Ruth Valborg Maria Gustafson née Pettersson (8 July 1881 – 5 April 1960), was a Swedish politician (Social Democrat), union worker, women's rights activist and editor. She was a member of the Stockholm city council from 1919 to 1938, a member of the second chamber of parliament from 1933 to 1960, and editor of the social democratic paper Morgonbris from 1908 to 1910 and 1919 to 1921. She was a member of the National Association for Women's Suffrage from 1902 to 1921, and a speaker of the left wing within the movement.

== Life and career ==
Ruth Gustafson was born to caretaker Fredrik Teodor Pettersson and Anna Lovisa Johansson in Stockholm. She married editor and parliamentarian Hjalmar Albin Gustafson (1883–1961) in 1912 and divorced him in 1934. She was a board member of the Women's Trade Union in 1903–1906, Working Committee of the Social Democratic Women in 1907–1910 and 1917–1920, Chairperson of the Working Committee of the Social Democratic Women in 1908–1910, board member of the Social Democratic Women in 1920–1932 and 1936–1948.

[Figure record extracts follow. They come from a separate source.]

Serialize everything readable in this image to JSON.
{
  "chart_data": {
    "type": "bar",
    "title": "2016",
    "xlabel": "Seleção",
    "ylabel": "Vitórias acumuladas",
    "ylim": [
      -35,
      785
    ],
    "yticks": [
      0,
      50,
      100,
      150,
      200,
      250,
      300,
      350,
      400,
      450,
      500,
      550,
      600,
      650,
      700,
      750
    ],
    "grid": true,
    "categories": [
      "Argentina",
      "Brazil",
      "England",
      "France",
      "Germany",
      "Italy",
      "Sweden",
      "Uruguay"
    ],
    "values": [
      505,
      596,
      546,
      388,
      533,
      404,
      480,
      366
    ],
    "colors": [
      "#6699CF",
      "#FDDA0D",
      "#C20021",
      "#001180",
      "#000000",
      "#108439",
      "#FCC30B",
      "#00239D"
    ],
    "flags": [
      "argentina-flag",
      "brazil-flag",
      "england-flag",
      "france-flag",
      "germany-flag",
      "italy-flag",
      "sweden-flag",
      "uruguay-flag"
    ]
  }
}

Gustafson was raised in an intellectual working-class home with parents interested in socialism and worker's rights and a father engaged in union work, and she became active in the social democratic movement through its youth clubs in Stockholm in the 1890s. She became a formal member of the Social Democratic party in 1902, and was thereafter active as a speaker for the party, citing Kata Dalström and Anna Sterky as her role models. She was known for her radical views in favor of abolishing the church, in favor of civil marriage, to give legal rights to couples living together without being married (as she herself did with her spouse for six years before she married him), and to protect children from being used for child labor.

Ruth Gustafson was a leading figure of the women's rights movement within the social democratic party and the Swedish working-class movement, where the women normally did not wish to become a part of the women's rights organisations as they were considered to consist mainly of upper-class ladies. Working-class women at this point spoke for their rights through the trade unions for women, and Gustafsson was an important speaker for them within the social democratic party, where the rights of workers were given priority over women's rights, and women's participation in politics, though frequent, was not yet uncontroversial.

Gustafson died in Stockholm in 1960.

== Sources ==
- Tidens kalender 1941, Stockholm: Victor Pettersons bokindustri A.B., 1940, sid. 122.
- Barbro Hedvall (2011). Susanna Eriksson Lundqvist. red.. Vår rättmätiga plats. Om kvinnornas kamp för rösträtt.. Förlag Bonnier. ISBN 978-91-7424-119-8
- Ruth V M Gustafson, urn:sbl:13309, Svenskt biografiskt lexikon (art av Göran Wendel), hämtad 2015-09-05.